Music and Effects Track – Don’t like dialogue? Well we’ve got just the thing for you – just listen to the music and sound effects. Sorry, Dark Side of the Moon is not included in this release.
Original Mono Track – Don’t like to make use of your surround speakers? We’ve got just the thing for you – the original mono track presented, ironically, as a Dolby Digital option. Purists should rejoice though! Oddly, this mono track is not present on the 4K disc.
The Wonderful Wizard of Oz Storybook – Angela Lansbury essentially reads us an abbreviated version of The Wizard of Oz.
We Haven’t Really Met Properly – Lansbury again introduces us to a series of shorts that give us a brief overview of the main characters in the movie.
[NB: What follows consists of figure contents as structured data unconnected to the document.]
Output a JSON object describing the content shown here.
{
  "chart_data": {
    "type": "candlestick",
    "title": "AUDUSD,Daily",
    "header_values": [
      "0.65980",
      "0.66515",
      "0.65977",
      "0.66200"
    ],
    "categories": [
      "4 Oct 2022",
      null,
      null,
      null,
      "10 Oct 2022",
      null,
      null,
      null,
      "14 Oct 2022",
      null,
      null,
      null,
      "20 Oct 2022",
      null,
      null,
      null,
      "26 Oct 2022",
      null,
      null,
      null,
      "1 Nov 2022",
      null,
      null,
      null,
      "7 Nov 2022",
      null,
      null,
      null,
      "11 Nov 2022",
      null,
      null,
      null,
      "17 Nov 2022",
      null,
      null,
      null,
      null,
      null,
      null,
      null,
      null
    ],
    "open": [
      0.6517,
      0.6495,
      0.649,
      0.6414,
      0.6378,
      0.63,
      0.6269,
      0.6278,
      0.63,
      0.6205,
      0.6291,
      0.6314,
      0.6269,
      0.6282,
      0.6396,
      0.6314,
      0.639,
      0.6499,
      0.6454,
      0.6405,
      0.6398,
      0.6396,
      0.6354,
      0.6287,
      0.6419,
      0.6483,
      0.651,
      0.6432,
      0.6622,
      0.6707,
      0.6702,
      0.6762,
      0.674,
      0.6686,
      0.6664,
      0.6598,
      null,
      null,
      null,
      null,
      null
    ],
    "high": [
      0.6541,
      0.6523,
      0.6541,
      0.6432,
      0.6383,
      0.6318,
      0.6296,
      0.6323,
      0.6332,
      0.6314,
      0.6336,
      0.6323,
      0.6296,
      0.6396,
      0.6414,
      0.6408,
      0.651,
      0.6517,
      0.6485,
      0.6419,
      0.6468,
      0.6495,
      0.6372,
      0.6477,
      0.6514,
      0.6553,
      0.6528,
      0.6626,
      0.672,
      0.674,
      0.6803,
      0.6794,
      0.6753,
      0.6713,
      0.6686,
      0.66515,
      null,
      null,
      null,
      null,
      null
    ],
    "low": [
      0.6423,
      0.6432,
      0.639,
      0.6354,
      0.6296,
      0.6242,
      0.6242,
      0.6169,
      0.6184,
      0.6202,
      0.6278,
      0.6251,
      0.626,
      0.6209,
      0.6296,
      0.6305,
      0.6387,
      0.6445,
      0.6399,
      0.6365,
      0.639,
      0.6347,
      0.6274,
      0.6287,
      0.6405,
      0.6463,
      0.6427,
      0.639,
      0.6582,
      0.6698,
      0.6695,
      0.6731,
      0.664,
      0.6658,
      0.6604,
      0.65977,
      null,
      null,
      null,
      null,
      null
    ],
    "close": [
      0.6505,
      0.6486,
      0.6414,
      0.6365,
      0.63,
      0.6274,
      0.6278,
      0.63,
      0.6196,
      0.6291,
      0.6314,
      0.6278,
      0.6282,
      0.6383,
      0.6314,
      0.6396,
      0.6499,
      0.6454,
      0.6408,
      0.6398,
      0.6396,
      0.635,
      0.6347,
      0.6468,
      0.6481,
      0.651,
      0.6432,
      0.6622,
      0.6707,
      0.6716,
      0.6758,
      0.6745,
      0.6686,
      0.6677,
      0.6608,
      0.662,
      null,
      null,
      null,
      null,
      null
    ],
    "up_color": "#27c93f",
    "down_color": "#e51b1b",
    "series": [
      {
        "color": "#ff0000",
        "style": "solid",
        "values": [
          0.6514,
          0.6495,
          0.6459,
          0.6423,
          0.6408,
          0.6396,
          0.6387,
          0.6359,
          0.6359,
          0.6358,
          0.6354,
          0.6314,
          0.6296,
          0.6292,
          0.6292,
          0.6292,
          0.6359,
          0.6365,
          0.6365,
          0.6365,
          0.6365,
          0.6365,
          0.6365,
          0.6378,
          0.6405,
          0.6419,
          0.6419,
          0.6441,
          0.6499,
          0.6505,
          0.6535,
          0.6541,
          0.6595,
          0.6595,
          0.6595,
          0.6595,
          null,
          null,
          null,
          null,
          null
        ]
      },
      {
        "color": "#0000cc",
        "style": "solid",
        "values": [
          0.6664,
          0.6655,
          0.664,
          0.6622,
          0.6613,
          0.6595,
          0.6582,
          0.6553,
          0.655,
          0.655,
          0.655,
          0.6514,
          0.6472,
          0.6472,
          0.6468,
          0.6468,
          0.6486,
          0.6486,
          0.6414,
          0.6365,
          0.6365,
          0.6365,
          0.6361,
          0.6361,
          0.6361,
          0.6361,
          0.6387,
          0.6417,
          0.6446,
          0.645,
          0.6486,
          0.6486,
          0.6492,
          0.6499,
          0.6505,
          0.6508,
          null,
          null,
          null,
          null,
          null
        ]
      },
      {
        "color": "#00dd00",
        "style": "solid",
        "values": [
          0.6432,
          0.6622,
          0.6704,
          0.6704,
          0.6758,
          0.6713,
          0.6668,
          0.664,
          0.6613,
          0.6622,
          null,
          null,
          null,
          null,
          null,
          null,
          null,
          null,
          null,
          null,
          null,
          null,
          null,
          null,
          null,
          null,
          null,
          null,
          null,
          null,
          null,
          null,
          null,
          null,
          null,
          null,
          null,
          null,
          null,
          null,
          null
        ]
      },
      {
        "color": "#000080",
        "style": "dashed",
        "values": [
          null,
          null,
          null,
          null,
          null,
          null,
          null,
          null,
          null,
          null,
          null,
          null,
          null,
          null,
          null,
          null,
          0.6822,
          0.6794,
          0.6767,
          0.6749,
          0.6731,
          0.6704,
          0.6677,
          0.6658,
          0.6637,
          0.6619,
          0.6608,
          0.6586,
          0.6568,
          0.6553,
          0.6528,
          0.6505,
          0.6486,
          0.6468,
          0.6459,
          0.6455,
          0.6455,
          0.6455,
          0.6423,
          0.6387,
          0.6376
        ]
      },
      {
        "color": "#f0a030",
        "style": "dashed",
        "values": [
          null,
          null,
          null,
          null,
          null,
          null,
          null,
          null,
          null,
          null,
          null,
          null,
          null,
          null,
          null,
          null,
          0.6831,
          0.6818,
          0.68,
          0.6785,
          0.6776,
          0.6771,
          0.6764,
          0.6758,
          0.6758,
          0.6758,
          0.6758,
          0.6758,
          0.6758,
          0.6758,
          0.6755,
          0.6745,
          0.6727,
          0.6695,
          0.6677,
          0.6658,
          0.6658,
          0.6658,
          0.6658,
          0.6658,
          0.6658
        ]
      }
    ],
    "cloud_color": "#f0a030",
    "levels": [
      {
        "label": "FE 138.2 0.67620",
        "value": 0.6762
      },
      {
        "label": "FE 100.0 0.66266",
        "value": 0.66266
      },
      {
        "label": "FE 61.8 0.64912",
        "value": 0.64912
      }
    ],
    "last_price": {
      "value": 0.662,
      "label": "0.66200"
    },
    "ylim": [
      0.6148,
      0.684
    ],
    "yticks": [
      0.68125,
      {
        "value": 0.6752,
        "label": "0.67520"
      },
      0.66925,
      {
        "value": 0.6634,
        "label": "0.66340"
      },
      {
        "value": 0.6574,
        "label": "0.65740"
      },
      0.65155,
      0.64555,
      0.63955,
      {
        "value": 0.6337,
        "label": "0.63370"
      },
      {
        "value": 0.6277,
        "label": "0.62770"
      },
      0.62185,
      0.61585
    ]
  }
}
Sing Along – If you’re feeling vocal, I mean really vocal then you can sing along with Dorothy and the gang to the songs in the movie. Included are “Over the Rainbow,” “Munchkinland Medley,” “Follow the Yellow Brick Road/You’re Off to See the Wizard,” “If I Only Had a Brain,” “If I Only Had a Heart,” “We’re Off to See the Wizard,” “If I Only Had the Nerve/We’re Off to See the Wizard,” “Optimistic Voices,” “The Merry Old Land of Oz,” and “If I Were King of the Forest.”
Jukebox – Running at just over an hour, this is a collection of audio recordings from the film. Follow along as we hear Judy Garland cough and starts the song over as well as other various rehearsal and “live” songs are sung.
Still Galleries – Literally hundreds of production photos are at your fingertips for your viewing pleasure. These are divided up into 18 different chapters.
Lux Radio Theater Radio Broadcast – Circa 1950, this Christmas special is essentially an audio version of the film with Judy Garland on hand to reprise her role as Dorothy, albeit in vocal fashion only.
Good News of 1939 Radio Show – Robert Young interviews the cast of this The Wizard of Oz. Presented by Maxwell House – good to the last drop!
Trailers – To see how good the feature films look, just watch any of these 6 trailers included.
The Bottom Line
There are movies and then there are films. The Wizard of Oz is the latter. It’s a title that most likely has been, should and will be on every movie-lover’s shelf. It’s hard to believe that they can continue to make this movie look better, but they do. I shouldn’t even have to list why you need to own this – just get it. It’s quite possibly the perfect movie and it’s never looked better.